LindaAnn LoSchiavo – The Obituarist Contemplates the Death Desk’s Demands

LindaAnn LoSchiavo
The Obituarist Contemplates the Death Desk’s Demands

Where was he when he died?’ Blunt questions are
My job, my stock in trade. Before they reach
The crematorium, I’d better know.

For years, I’ve manned the death desk avidly.
And, literally, my day starts off cold,
Not drinking coffee, phoning Mom or Dad.

Instead I ask, ‘Who’s dead?’ Notorious,
Imprisoned, Oscar-winning—that’s the cream.
Untimely dying, homicide combined
With scandals—editors think that’s sublime.
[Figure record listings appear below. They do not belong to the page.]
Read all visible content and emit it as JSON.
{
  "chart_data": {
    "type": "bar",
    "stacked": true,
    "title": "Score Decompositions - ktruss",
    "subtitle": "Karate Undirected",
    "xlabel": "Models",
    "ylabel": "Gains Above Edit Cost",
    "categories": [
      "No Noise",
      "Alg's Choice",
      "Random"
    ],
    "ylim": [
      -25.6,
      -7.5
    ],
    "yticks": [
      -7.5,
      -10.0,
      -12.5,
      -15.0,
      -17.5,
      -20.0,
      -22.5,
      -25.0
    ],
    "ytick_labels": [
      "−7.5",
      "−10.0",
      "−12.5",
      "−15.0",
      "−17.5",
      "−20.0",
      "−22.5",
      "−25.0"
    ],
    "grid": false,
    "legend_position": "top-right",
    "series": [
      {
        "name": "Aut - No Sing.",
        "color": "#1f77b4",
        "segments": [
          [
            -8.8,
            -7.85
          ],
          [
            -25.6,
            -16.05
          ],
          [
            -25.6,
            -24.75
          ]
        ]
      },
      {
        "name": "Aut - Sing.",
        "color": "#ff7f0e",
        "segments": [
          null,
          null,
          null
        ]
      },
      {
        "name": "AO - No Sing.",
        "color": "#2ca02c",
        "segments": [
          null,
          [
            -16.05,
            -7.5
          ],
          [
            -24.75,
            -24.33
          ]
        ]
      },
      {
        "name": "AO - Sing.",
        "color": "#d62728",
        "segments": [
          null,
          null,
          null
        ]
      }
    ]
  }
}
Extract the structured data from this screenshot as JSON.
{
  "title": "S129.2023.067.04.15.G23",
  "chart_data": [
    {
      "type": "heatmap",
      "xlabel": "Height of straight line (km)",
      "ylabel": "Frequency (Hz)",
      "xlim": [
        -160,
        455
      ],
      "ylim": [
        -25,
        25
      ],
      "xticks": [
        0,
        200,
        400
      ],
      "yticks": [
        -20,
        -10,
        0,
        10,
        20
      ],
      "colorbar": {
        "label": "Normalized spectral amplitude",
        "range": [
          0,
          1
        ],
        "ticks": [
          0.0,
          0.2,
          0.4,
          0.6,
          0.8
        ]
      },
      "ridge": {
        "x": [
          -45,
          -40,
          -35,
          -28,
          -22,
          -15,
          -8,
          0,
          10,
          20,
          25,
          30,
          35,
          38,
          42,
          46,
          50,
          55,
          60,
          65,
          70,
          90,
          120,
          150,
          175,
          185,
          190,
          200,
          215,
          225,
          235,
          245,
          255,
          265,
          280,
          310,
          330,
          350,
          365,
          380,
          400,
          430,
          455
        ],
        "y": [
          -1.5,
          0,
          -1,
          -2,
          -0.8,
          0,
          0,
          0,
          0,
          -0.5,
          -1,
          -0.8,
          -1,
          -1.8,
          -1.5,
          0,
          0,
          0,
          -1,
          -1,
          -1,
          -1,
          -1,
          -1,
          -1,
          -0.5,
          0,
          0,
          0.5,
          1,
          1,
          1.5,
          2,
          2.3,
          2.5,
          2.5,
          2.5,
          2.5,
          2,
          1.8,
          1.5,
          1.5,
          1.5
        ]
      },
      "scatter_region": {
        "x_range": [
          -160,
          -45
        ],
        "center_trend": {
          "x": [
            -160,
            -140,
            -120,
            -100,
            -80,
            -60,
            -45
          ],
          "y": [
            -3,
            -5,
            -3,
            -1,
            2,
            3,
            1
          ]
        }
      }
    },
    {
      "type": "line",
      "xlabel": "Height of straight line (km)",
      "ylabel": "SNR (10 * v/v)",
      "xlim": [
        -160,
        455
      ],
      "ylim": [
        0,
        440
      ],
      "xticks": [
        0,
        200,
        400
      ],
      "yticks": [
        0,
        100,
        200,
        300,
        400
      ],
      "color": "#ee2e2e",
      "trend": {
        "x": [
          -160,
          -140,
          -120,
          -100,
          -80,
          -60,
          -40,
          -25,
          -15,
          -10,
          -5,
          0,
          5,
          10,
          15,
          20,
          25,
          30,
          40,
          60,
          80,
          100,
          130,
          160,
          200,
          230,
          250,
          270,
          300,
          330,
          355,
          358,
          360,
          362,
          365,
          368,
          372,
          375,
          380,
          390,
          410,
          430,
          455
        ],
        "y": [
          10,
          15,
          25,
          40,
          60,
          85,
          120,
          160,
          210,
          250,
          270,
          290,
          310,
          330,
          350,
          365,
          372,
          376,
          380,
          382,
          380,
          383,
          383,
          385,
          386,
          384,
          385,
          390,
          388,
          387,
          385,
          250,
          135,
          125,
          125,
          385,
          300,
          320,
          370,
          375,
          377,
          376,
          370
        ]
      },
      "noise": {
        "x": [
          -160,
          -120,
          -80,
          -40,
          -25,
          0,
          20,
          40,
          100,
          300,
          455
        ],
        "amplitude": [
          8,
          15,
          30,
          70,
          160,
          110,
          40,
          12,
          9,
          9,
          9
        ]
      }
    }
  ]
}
Word counts come next. Regardless of esteem,
Opinions loosely held of the deceased,
Please be assured all lives will measure best
In column inches: your newsworthiness.

You often hear folks say, ‘He cheated death!’
Celebrities get short-changed, too, when fame
Collides with the fatalities of fate.
What’s worse than being upstaged at the end?

Ask Farrah Fawcett. She passed on the day
That Michael Jackson’s shocking end held sway.
Or the demise of Groucho Marx, just when
The nation mourned for Elvis Presley, cut
Down in his prime at 42-years-old.
Or C. S. Lewis, dying unremarked
When JFK was assassinated.

Coincidences help make death unfair.

I write obituaries though I dread
Such masterpieces are not credited.
Yet satisfaction is not limited,
For after death, you will be edited.